Perdue lifts snowstorm state of emergency
Posted January 21, 2009 3:30 a.m. EST
Updated March 9, 2009 5:12 p.m. EDT
Raleigh, N.C. — It was smooth sailing on most interstates and major roads Wednesday, the morning after a storm dumped up to 6 inches on central and eastern North Carolina.
Slush and ice, though, made for slippery conditions on secondary, rural and neighborhood roads Wednesday, and more than 800 schools and businesses closed their doors or opened late.
As temperatures rose and snow began to melt, Gov. Bev Perdue lifted a state of emergency, and the state shut its Emergency Operations Center in the early afternoon. Perdue had declared the state of emergency Tuesday as her seventh executive order, enabling the state to help emergency responders.
By noon, authorities had not reported any major wrecks or problems on the roads.
Raleigh police responded to 10 wrecks between 4 a.m. and 10 a.m. From 4 a.m. to 4 p.m. Tuesday, they went to more than 100 wrecks.
Cary officials said that most of the town's roads were in good shape and road crews were hitting icy spots on a case-by-case basis. Motorists can report slick spots by calling 919-469-4090.
A car ran off windy, hilly Optimist Farm Road, forcing its temporary closure. Cary sent out a truck to clear the state-maintained road.

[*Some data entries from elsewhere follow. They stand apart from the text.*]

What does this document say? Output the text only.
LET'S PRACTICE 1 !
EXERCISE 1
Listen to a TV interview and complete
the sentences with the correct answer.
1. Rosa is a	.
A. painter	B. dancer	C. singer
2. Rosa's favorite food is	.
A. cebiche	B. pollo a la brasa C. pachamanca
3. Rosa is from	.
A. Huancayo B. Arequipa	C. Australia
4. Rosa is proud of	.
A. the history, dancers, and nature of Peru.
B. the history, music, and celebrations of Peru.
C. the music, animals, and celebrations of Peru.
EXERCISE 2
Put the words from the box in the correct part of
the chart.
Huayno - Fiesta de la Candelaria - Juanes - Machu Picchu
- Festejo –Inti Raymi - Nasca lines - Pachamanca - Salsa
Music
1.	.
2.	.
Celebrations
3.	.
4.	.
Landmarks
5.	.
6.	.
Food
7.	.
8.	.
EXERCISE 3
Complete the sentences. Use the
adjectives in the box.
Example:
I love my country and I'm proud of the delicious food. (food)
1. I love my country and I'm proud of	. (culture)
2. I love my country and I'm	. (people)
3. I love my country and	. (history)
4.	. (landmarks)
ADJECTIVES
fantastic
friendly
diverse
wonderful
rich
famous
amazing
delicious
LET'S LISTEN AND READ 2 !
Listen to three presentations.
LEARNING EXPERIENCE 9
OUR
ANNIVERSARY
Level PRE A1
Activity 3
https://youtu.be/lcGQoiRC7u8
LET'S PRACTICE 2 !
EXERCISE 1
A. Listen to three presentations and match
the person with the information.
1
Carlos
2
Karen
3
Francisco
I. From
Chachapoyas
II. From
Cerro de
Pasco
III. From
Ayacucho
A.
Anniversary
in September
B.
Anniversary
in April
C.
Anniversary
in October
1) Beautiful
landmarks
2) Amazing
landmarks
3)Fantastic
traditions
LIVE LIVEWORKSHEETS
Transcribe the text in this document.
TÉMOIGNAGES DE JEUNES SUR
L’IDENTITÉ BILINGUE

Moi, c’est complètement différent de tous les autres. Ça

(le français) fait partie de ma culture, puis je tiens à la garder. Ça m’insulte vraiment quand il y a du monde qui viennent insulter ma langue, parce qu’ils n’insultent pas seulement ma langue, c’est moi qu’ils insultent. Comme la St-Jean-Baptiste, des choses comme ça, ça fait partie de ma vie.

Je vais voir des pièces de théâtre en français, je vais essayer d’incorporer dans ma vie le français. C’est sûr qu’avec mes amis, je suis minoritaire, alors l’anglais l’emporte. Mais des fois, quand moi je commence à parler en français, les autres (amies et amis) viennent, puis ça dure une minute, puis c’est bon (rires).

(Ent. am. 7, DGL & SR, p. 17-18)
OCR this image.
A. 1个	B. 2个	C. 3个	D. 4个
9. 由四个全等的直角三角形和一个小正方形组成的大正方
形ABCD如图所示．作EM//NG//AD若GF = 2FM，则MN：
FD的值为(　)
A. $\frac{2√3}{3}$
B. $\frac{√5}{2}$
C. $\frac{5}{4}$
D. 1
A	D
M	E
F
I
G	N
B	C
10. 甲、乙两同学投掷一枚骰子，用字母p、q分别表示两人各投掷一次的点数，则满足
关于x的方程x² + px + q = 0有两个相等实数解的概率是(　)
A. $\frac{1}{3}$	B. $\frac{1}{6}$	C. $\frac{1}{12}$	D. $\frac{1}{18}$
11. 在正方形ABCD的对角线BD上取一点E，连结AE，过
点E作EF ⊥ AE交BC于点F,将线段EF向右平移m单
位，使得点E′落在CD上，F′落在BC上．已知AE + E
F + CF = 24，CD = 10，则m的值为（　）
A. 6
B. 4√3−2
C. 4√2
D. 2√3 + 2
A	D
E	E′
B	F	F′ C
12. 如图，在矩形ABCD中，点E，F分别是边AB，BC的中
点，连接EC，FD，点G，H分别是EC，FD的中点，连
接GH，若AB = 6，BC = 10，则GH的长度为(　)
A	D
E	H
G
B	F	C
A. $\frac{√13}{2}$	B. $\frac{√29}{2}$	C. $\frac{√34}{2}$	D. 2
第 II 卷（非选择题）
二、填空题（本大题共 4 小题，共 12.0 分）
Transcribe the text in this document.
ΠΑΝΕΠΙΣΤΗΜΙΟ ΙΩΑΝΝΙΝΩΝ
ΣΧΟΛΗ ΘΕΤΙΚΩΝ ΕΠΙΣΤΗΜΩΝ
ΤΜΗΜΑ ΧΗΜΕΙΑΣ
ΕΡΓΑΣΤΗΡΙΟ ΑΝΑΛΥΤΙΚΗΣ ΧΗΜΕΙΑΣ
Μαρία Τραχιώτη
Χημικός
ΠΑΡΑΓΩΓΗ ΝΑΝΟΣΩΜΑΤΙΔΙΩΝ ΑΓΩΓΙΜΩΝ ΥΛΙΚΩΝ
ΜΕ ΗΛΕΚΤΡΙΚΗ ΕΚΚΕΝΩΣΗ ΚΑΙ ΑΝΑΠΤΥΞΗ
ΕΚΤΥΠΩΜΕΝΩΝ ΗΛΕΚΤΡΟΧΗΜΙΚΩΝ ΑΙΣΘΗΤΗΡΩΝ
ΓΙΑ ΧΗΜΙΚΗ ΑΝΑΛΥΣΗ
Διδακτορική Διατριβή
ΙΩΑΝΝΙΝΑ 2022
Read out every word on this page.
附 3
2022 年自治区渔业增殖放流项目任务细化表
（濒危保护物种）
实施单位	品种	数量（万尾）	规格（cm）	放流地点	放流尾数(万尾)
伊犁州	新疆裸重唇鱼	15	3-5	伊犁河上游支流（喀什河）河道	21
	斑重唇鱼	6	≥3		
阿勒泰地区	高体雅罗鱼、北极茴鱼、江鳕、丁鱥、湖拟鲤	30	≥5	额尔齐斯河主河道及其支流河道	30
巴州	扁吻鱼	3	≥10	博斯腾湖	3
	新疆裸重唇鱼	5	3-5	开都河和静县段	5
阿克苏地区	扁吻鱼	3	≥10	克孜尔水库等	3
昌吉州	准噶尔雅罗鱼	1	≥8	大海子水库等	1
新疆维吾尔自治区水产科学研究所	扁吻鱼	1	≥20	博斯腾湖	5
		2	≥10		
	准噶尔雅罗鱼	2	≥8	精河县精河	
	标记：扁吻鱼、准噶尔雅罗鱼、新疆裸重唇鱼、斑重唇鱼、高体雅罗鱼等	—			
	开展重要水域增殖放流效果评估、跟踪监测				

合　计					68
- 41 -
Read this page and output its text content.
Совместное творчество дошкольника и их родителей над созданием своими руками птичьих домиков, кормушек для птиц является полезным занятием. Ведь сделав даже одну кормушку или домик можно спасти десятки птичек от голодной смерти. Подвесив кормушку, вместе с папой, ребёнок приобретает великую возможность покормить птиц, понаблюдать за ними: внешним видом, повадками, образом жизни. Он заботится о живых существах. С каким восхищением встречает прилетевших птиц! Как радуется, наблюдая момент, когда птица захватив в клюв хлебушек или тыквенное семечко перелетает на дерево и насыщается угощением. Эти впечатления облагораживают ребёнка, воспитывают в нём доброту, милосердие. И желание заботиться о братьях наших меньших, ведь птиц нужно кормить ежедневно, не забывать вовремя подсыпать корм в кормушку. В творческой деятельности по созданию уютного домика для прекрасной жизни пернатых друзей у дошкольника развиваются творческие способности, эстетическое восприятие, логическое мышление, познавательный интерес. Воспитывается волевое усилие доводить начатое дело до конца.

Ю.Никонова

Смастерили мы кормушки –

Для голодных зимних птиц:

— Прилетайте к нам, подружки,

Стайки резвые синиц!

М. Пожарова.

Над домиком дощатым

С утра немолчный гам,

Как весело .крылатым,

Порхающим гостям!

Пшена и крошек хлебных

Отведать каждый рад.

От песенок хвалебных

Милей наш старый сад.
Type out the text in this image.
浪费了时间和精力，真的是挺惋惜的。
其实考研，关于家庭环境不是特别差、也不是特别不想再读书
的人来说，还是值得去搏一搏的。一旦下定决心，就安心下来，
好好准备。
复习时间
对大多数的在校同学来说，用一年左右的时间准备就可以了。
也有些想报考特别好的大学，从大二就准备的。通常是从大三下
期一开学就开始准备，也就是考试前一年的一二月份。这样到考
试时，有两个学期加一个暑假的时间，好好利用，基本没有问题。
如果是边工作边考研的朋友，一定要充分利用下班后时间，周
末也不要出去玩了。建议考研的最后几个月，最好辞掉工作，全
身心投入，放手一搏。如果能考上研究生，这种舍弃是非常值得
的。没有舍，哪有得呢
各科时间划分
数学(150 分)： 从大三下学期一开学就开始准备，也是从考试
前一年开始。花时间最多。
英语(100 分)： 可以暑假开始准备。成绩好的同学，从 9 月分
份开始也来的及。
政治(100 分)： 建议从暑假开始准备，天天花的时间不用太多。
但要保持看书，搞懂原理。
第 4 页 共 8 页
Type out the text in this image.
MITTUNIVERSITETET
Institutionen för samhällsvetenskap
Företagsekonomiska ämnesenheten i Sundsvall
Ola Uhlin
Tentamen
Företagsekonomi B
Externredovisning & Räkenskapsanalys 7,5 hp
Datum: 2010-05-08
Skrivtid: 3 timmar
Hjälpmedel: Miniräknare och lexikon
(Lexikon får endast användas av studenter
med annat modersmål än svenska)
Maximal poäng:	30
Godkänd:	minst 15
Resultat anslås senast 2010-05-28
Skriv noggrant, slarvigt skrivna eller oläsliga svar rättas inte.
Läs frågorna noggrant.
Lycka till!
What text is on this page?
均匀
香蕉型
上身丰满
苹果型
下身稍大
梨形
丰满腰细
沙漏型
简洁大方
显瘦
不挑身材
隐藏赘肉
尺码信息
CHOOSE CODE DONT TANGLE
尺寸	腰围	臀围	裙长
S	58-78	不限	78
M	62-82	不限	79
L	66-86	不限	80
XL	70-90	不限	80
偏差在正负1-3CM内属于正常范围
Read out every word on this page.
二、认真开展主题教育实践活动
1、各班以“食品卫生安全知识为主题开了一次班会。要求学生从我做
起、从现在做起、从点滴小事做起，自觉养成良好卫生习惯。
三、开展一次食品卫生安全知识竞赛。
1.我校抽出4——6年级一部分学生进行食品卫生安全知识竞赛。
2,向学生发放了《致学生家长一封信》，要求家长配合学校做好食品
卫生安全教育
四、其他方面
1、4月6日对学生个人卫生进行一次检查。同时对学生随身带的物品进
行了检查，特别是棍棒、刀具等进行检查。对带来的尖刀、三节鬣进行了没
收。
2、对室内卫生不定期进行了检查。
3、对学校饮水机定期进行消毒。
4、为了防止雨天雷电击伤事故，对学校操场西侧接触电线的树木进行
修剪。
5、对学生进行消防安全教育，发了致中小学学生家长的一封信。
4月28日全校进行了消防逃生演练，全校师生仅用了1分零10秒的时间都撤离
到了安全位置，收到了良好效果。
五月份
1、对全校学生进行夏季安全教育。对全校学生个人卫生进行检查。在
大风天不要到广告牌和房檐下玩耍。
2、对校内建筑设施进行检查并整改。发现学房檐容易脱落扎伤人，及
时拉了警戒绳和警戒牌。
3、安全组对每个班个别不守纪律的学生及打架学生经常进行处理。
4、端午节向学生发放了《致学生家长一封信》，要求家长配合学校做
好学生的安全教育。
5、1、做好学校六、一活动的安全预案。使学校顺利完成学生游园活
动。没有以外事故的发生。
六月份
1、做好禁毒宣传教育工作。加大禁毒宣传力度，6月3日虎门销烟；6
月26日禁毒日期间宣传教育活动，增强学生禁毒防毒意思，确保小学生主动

Slow-moving, cautious drivers formed a 3-mile back-up on N.C. Highway 55 in Apex and Holly Springs.
A slushy mess formed on downtown Raleigh streets where tall buildings blocked the sun's melting rays.
WRAL viewer Bill Coggin sent in pictures of a boat left high and dry in the median of Interstate 95, near U.S. Highway 64, in Rocky Mount. The truck towing it jackknifed, Coggin said, and the boat came off its trailer.
While Delta Airlines canceled three early morning flights, the runways were dry at Raleigh-Durham International Airport, and other airlines operated on a normal schedule. For flight info, visit the airlines' Web sites, call the flight reservation numbers or visit www.rdu.com.
Transportation officials had feared that overnight temperatures in the teens would cause extensive black ice, which forms when snow melts, forms a thin layer of water on roadways and then re-freezes. It can be nearly impossible for drivers to spot in time to slow down.
“The biggest mistake that's occurring today – and it's the one that occurs every time we have an event like this – is people are simply traveling too fast for the roadway conditions,” Highway Patrol spokesman Capt. Everett Clendenin said Tuesday.
Road crews worked overnight and through the morning to lay down salt and sand, hoping to avoid a repeat of Tuesday when troopers responded to more than 2,500 wrecks statewide.
Edward Wayne Dudley, 57, of Creedmoor, died when he lost control of his vehicle due to ice and snow and hit a tree on S.R. 1618, 5 miles south of Oxford, Tuesday afternoon.
On Tuesday, troopers responded to 717 weather-related wrecks in Triangle counties.